I configured CMK on this server some time ago. It was running fine until about 6 months ago but we only found out recently. Upon checking the graphs for the server, we found out it has not been populated since June 2023.
Installation Steps
I follow this post for the step. Based on the instructions there, I summarized it to the steps below :
Copy the attached file check_mk_agent to /usr/bin/ then add execute permission for the file.
chmod +x check_mk_agent
Check if these directories exist. If not, then create them.
a. Checkmk Library : /usr/check_mk/lib
b. Checkmk Config : /usr/check_mk/conf
c. Checkmk Var : /tmp/check_mk
d. Checkmk Logs : /var/log/check_mk
Add following entry to /etc/services : check_mk 6556/tcp # Checkmk Monitoring Agent
Add following entry to /etc/inetd.conf check_mk stream tcp nowait root /usr/bin/check_mk_agent -d
Copy /etc/profile to / and rename it .profile cp /etc/profile /.profile
Restart inetd using this command : refresh -s inetd
Questions
I am not very familiar with AIX systems so please excuse me for asking this but how do I start and stop check_mk_agent in such installation setting ?
I read something about using command mkssys and wonder if it is possible to do it with check_mk_agent. Does anyone know ?
Thank you in advance for any advice guidance you can provide. Do ask if there’s anything else you need in order to troubleshoot this problem.
OK. Here’s some troubleshooting information. Hope this is useful in order to point me in the right direction. Again, I’m not familiar on AIX but I have to perform the troubleshooting because I’m the guy for Checkmk related matters.
My first test is to telnet to port 6556 on the remote server from my checkmk server. Since it took a long time, I cancelled it and nmap instead. Nmap tell me that port 6556 on remote host is filtered. Which suggests possible firewall issues.
So I went to the NetSec team. To cut tory short, they came back to inform that issue is on the remote server because when they tested, the remote host is resetting the connection.
On a Known-Good AIX server where Checkmk is working as expected, when i execute command netstat -an | grep 6556, I got an output that says something is listening on port 6556. However, on the problematic remote server, it output nothing.
I can only say that the inetd need to be configured on the target server to accept connections on 6556 and that inet need to know that the agent script should be executed.
But that should be the case with your mentioned steps done.
You could check on the AIX if port 6556 is listening with something like netstat or lsof - i don’t know what is available there.

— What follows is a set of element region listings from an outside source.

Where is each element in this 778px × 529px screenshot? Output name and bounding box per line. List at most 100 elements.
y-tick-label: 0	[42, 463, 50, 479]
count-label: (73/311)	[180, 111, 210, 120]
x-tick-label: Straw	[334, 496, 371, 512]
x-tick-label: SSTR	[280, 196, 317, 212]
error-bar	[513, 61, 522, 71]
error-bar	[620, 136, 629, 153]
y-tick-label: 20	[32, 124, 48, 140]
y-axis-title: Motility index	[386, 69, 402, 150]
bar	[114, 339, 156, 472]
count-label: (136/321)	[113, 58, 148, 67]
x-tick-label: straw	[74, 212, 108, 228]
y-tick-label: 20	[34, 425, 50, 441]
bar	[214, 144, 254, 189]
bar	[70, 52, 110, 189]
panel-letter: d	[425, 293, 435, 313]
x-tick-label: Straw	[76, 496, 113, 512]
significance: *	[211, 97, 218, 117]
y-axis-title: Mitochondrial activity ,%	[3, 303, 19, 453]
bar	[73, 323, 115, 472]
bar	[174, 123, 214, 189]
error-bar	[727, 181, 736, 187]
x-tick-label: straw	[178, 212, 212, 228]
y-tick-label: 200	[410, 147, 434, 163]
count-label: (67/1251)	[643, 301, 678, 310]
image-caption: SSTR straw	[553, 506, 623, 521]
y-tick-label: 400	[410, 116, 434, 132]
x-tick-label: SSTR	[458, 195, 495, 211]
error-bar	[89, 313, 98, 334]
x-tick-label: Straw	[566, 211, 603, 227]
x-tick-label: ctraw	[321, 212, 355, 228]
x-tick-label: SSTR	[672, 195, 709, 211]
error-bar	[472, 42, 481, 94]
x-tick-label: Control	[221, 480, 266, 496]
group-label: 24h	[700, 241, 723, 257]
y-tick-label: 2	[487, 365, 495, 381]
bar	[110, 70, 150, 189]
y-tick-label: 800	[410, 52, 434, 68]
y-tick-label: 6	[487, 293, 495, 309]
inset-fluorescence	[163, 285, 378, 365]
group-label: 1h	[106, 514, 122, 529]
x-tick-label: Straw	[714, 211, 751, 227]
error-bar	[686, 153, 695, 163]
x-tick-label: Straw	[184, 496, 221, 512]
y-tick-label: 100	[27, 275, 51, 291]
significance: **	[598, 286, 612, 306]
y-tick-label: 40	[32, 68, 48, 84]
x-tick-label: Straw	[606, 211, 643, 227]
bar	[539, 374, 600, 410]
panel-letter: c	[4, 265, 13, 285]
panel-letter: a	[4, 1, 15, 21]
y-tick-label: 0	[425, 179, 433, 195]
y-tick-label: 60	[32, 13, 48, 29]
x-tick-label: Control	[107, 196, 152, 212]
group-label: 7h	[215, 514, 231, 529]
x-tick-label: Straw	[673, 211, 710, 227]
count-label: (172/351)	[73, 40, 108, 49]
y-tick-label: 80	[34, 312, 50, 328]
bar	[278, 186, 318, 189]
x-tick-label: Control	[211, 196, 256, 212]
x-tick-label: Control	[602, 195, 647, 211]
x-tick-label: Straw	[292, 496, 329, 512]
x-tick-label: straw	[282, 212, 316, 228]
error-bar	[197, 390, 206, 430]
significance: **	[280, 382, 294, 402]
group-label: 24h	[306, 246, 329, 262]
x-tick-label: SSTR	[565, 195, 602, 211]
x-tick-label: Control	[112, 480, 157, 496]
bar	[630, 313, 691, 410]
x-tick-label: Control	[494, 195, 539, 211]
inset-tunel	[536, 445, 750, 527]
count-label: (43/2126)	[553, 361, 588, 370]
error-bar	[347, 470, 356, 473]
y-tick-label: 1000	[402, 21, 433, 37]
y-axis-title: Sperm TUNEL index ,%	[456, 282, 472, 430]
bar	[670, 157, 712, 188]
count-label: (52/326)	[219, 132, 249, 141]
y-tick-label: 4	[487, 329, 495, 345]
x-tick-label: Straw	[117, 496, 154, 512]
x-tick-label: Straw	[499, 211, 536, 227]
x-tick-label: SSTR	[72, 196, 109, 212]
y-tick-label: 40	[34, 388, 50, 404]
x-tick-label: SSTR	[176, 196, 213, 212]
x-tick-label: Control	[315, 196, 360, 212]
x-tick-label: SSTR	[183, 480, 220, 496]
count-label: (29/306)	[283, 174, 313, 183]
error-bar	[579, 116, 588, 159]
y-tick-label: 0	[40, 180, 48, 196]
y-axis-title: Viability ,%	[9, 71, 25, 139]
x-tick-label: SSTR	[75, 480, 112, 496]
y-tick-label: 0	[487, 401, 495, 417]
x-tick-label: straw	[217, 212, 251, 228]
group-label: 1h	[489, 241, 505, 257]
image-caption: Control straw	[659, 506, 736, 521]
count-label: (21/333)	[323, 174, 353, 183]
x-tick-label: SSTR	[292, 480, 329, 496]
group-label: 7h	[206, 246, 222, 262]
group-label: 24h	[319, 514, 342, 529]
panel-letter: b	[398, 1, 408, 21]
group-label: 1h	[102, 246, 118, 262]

This is 100% a AIX problem and not directly from CheckMK.
I can’t help you troubleshoot this issue which seems to be AIX + inetd related, however, we never use this way as
a) it’s more complicated to setup
b) it’s insecure - cleartext agent communication
The alternative - and I think @mschlenker wanted to edit the docs to reflect this as the suggested way for checkmk on AIX - is using the “legacy” ssh mode, which feels less legacy to me then inetd. Monitoring Linux in legacy mode it’s called “linux” but works exactly the same for AIX
We have some article draft “Monitoring Unix”, but work on this has stalled for several reasons. One is the behavior of the several inetd implementations. There are substantial differences between GNU inetd, xinetd, OpenBSD inetd, 4.4BSD inetd, BusyBox inetd and the others.

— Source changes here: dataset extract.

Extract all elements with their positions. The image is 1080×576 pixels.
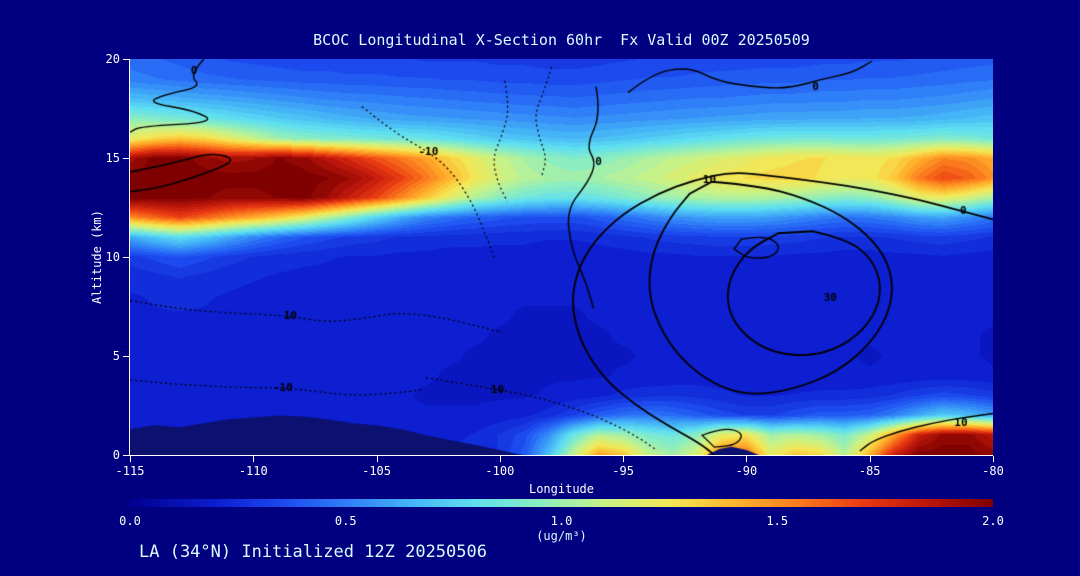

Currently, our long term focus is to make the Agent Controller work on other Unices than Linux on x86/64, which is mostly startup configuration and packaging. In the short term, the “Monitoring Unix” article might be released, but with rather generic inetd related instructions, leaning more towards @gstolz’ suggestion of invoking the agent via the OpenSSH server.
The Unix person have scheduled a restart of inetd as part of troubleshooting steps. Hopefully this resolves the issue.

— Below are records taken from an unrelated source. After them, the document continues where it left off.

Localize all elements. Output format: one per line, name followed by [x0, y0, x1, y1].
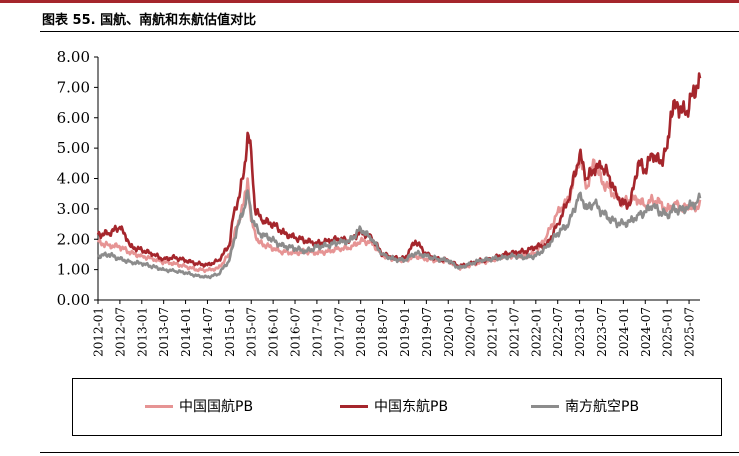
x-tick-label: 2020-01: [442, 307, 456, 357]
legend-item-china-southern: 南方航空PB: [531, 396, 639, 416]
x-tick-label: 2017-07: [332, 307, 346, 357]
y-tick-label: 7.00: [57, 78, 90, 96]
y-tick-label: 6.00: [57, 109, 90, 127]
x-tick-label: 2015-01: [223, 307, 237, 357]
x-tick-label: 2022-01: [529, 307, 543, 357]
legend-label-china-eastern: 中国东航PB: [374, 399, 449, 415]
legend-label-air-china: 中国国航PB: [179, 399, 254, 415]
y-tick-label: 2.00: [57, 230, 90, 248]
x-tick-label: 2024-07: [639, 307, 653, 357]
x-tick-label: 2021-07: [507, 307, 521, 357]
x-tick-label: 2019-01: [398, 307, 412, 357]
x-tick-label: 2013-01: [135, 307, 149, 357]
x-tick-label: 2012-01: [92, 307, 106, 357]
x-tick-label: 2020-07: [464, 307, 478, 357]
chart-legend: 中国国航PB 中国东航PB 南方航空PB: [72, 378, 722, 436]
series-line-china-southern: [97, 189, 702, 280]
x-tick-label: 2012-07: [113, 307, 127, 357]
y-tick-label: 5.00: [57, 139, 90, 157]
y-tick-label: 0.00: [57, 291, 90, 309]
x-tick-label: 2018-01: [354, 307, 368, 357]
y-tick-label: 8.00: [57, 48, 90, 66]
x-tick-label: 2025-07: [683, 307, 697, 357]
x-tick-label: 2019-07: [420, 307, 434, 357]
x-tick-label: 2014-07: [201, 307, 215, 357]
series-line-china-eastern: [96, 72, 702, 269]
x-tick-label: 2017-01: [310, 307, 324, 357]
x-tick-label: 2021-01: [486, 307, 500, 357]
legend-swatch-air-china: [145, 404, 173, 408]
line-chart: 0.00 1.00 2.00 3.00 4.00 5.00 6.00 7.00 8.00 2012…: [57, 48, 702, 357]
x-tick-label: 2022-07: [551, 307, 565, 357]
x-tick-label: 2023-01: [573, 307, 587, 357]
title-divider: [40, 31, 739, 32]
x-tick-label: 2025-01: [661, 307, 675, 357]
x-tick-label: 2015-07: [245, 307, 259, 357]
y-tick-label: 1.00: [57, 261, 90, 279]
x-tick-label: 2014-01: [179, 307, 193, 357]
legend-item-air-china: 中国国航PB: [145, 396, 253, 416]
legend-item-china-eastern: 中国东航PB: [340, 396, 448, 416]
x-tick-label: 2016-07: [289, 307, 303, 357]
y-tick-label: 3.00: [57, 200, 90, 218]
legend-swatch-china-eastern: [340, 404, 368, 408]
legend-label-china-southern: 南方航空PB: [565, 399, 640, 415]
x-tick-label: 2016-01: [267, 307, 281, 357]
bottom-divider: [40, 452, 739, 453]
y-tick-label: 4.00: [57, 170, 90, 188]
x-tick-label: 2013-07: [157, 307, 171, 357]
x-tick-label: 2018-07: [376, 307, 390, 357]
x-tick-label: 2024-01: [617, 307, 631, 357]
legend-swatch-china-southern: [531, 404, 559, 408]
series-line-air-china: [96, 155, 702, 274]
top-accent-rule: [0, 0, 739, 3]
figure-title: 图表 55. 国航、南航和东航估值对比: [42, 13, 257, 28]
x-tick-label: 2023-07: [595, 307, 609, 357]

I have read about the SSH method and are planning to transition to this method when I migrate current Checkmk to another server. Thinking of doing an upgrade for awhile now.
I thought just want to provide an update on the resolution of this issue.
So basically issue was resolved after the UNIX person stopped and started the inetd. CheckMK is now able to get the data from the agent on the remote AIX host. I have to go in a force a check for some of the ports that we are also monitoring.
Thanks again for all the recommendations. Take care and have a good day.